I oppose fundamentalism and what it does. Just don't put the blame on the whole of Christianity.[/quote]
I do not. I see your issue. The problem is that those who literally believe the fantasies and superstitions of Christian tradition force their brain's analytical and logical programmes to accept a defective meme. They might remain functional in general thinking (i.e. sane.) However, many (like in America and the Dark Ages) let the irrational beliefs affect their thinking. They accept "crazy" ideas. Phrases are extracted from scripture out of context with the words "smite all the men, women, and babies" make them think that faith justifies them killing unbelievers.

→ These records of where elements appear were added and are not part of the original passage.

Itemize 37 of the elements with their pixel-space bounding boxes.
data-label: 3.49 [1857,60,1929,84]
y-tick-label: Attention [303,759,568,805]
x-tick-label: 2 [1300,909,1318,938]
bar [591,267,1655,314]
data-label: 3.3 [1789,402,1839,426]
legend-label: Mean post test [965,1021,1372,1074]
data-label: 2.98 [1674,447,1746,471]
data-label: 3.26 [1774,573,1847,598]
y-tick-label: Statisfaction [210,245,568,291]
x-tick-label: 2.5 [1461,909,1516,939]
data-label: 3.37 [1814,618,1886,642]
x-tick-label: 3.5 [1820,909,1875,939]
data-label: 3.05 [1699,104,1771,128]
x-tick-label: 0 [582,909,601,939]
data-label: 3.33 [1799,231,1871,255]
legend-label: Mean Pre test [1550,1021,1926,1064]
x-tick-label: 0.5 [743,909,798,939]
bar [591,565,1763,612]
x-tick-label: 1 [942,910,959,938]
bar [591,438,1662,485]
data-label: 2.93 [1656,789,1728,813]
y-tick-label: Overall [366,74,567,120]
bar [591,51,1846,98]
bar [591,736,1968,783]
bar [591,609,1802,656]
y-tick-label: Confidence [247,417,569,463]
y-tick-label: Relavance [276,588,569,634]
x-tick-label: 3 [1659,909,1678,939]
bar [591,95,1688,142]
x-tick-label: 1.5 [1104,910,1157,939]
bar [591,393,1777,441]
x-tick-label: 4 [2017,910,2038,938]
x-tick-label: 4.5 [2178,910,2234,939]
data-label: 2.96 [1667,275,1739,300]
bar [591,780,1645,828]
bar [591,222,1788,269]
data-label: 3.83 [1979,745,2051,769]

They even add non-scriptural ideas, unaware that they are not scriptural, such as the Rapture, and crusades. Their brain's moral compass (fragmented by the meme) thinks it is all right or even imperative to
kill homosexuals, unbelievers (blasphemers), and uppity women (i.e. witches.)
Even the mythical Jesus didn't impose negative stigmas on people with demons. He didn't go around hunting for demons either. He was not a witch-hunter. The people with demons were brought to him and he dealt with them straight away, so there was no need to to keep unnecessary stigmas around. The mythical Jesus wasn't obsessed with demon hunting. He had other important things to do.
Quite so. Fundamentalists extrapolated the concept to taking violent action against the person accused of demon possession. The result is that a twisted Christian meme was exorcism. The Jesus Myths has him use word commands to drive out demons. Fundamentalists used beating the victim, starving the victim, other horrible assaults, drowning, and recently the withholding of medications such as insulin, anti-epileptic drugs, anti-psychotic drugs, and water. Many sick people have died from clerical and general fundamentalistic practices that can only be characterised as insane.
Yes, the mythical Jesus did drive out demons, but Christianity isn't about demon hunting. It is about connecting with humanity, both within yourself and in others.
That is your opinion. I disagree respectfully. Who are the Christians who at the orders of Theodosius I, Theodosius II, and kings carried out extermination and persecution on Pagans, Older Jesus Followers, Gnostics, and other Christians (Arians, Nestorians, Monophysites, Pelagians, Donatists, Hussites, and Cathars)?
Are the Protestant Witch Hunters of Europe and America, Christians? Were the savage wars between Lutherans and Catholics (30 years War) done by Christians? Are the Americans who nearly exterminated the Native (Indians) while indoctrinating Indian children in prison like schools, where they were flogged for speaking Native Languages or talking Indian Culture/Religion?
Again, these people you are describing are fundamentalists because they believe they have to act out and live out every single concept they can find in the book, without which they supposedly cannot be Christian. But that isn't socially practical. These people aren't thinking about what it means to be human. No, they are deliberately seeking out these "demons" for sport.
I agree. The point is that I remember as a lad people identified as Anglican, Catholic, Calvinist/Covenanters, or Lutherans. The recent use of the word "Christian" by angry and aggressive fundamentalists, excluding all other denominations makes us suspicious of the word "Christian" when one identifies as such.